You are currently viewing Bite prevention and treatment
Brent Knight, CSP; President of ISS, Inc.

Let’s talk bite prevention. As we all know, insect and snake bites are a significant hazard in the workplace in much of the USA. How should we address this, and what are the fallacies?

First, I am sharing information that I gained by listening to a presentation by Dr. Chris Tang, who owns CAREonsite, a medical services company.

I was most surprised by what Dr. Tang said about insects, specifically spider bites, but let’s start with poisonous snakes. According to Dr. Tang, the best planning that an employer can do is to ensure that their employees have current tetanus shots and that they are set up with an emergency facility nearby and with life-flight service in place. Though most snake bites do not pose a serious threat of death, all bites should be monitored by qualified medical personnel in a hospital. Generally, this is an observation and often does not require the administration of an antivenom. It is very helpful if you can get a description of the snake or even better, a picture. This will help to determine the severity.

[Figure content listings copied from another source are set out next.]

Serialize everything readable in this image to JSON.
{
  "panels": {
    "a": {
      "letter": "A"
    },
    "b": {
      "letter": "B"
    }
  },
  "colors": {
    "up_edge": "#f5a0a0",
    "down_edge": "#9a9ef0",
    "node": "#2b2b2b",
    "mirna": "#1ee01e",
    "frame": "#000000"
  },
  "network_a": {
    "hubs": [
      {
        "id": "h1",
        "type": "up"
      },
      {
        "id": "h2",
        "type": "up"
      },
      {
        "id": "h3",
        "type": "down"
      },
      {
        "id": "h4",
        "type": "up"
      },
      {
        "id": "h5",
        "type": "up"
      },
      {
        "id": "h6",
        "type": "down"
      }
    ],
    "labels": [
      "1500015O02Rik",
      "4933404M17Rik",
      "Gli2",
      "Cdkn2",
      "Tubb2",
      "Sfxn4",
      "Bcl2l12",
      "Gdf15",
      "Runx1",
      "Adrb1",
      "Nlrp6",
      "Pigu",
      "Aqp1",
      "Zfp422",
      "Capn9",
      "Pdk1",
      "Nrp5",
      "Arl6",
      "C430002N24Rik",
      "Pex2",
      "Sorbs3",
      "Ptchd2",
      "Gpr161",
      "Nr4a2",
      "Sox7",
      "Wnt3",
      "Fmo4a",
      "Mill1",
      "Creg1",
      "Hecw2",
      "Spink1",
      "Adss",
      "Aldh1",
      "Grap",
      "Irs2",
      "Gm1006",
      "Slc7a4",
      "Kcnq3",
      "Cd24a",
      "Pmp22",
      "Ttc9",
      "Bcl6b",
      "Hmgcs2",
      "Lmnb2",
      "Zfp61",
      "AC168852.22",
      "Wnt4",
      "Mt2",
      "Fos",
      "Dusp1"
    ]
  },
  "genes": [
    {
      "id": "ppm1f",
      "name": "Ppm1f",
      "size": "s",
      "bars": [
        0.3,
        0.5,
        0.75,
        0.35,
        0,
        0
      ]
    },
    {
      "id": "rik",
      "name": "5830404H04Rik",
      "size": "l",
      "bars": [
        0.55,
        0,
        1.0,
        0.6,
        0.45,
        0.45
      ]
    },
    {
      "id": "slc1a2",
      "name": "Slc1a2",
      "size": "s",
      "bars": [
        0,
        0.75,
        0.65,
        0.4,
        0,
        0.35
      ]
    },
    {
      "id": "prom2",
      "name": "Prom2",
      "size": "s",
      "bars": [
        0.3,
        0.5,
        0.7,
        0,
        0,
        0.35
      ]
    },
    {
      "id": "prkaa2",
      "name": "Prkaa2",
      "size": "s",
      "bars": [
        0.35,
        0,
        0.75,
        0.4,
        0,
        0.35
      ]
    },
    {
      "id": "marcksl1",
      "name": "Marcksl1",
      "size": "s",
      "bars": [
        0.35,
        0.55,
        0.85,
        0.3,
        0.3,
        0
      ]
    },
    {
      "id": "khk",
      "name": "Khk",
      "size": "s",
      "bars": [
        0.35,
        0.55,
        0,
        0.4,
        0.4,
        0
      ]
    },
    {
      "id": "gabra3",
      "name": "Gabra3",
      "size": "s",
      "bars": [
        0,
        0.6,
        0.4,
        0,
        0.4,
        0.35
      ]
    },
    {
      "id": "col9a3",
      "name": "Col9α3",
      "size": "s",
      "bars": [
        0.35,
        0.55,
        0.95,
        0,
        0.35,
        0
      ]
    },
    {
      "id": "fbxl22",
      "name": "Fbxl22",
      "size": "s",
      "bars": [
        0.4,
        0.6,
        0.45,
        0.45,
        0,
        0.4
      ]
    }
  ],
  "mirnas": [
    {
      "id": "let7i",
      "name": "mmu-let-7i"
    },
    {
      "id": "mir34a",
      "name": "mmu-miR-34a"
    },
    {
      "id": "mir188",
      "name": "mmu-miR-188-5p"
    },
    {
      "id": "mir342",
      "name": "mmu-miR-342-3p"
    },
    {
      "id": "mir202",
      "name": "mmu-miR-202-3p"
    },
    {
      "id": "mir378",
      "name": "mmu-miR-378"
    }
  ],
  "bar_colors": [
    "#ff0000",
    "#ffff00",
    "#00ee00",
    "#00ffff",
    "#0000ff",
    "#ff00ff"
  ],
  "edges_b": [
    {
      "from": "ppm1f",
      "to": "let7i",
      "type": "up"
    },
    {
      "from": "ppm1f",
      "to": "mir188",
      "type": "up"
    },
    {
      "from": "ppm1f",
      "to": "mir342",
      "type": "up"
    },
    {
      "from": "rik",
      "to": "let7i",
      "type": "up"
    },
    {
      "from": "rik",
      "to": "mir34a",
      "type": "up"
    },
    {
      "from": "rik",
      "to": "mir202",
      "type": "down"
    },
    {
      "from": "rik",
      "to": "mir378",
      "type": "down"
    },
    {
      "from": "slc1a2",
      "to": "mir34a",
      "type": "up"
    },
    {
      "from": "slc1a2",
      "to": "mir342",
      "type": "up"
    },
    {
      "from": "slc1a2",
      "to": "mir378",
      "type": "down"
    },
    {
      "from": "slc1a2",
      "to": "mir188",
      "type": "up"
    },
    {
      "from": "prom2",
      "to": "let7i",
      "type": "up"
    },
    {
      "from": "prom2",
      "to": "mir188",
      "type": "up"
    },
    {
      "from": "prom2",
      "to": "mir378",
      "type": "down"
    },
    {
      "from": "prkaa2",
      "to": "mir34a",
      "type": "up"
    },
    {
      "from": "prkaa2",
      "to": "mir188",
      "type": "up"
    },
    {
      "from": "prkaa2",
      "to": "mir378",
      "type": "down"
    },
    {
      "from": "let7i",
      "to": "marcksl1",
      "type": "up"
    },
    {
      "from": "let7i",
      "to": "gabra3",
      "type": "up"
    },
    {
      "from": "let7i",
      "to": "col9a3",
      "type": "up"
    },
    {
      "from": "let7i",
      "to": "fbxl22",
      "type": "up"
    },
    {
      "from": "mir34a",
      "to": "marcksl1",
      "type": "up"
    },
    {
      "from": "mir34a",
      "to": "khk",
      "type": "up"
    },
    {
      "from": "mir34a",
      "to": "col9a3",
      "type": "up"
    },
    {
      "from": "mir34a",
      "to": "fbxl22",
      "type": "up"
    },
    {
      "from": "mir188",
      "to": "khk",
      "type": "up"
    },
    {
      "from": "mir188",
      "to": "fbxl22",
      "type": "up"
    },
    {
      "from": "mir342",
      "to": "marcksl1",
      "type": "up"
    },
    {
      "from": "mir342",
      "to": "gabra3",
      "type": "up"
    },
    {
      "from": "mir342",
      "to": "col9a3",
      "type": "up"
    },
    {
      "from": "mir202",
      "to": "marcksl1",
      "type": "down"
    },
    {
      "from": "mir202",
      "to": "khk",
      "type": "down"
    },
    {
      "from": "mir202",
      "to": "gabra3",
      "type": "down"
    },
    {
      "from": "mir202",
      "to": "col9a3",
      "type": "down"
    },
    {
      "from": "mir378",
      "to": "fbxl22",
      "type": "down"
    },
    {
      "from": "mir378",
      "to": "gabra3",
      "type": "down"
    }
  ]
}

The shock to me came with insect bites, specifically wasps and spiders. For wasps and bees, unless a person is allergic, there is likely to be pain and discomfort but no serious effects. Again, a tetanus shot is important, and an anti-allergy medication such as Benadryl can be administered to avoid a reaction. Always clean the bite or sting with soap and water to get it clean, and try to disinfect it. This is key for bites and stings. In the case of spider bites, specifically widows and recluses, the same applies. Wash very well and observe. Dr. Tang said that a visit to offsite medical care is not necessary in most cases. In most cases, the poison from these spiders will be absorbed by the body, and the patient will be fine. In a very small percentage of patients, local tissue damage and death will occur, and the patient will need treatment, including antibiotics and potentially steroids. Again, this occurs in only a small percentage of employees, and for the most part, there will not be any lasting effects from a bite.

Until this presentation, I always thought that a poisonous spider or scorpion bite or sting required an immediate and emergency trip to the hospital. I know that my mind is at ease knowing that I just need to have Benadryl on hand and clean the location of the bite or sting very well. There is no need to seek medical attention unless the symptoms progress.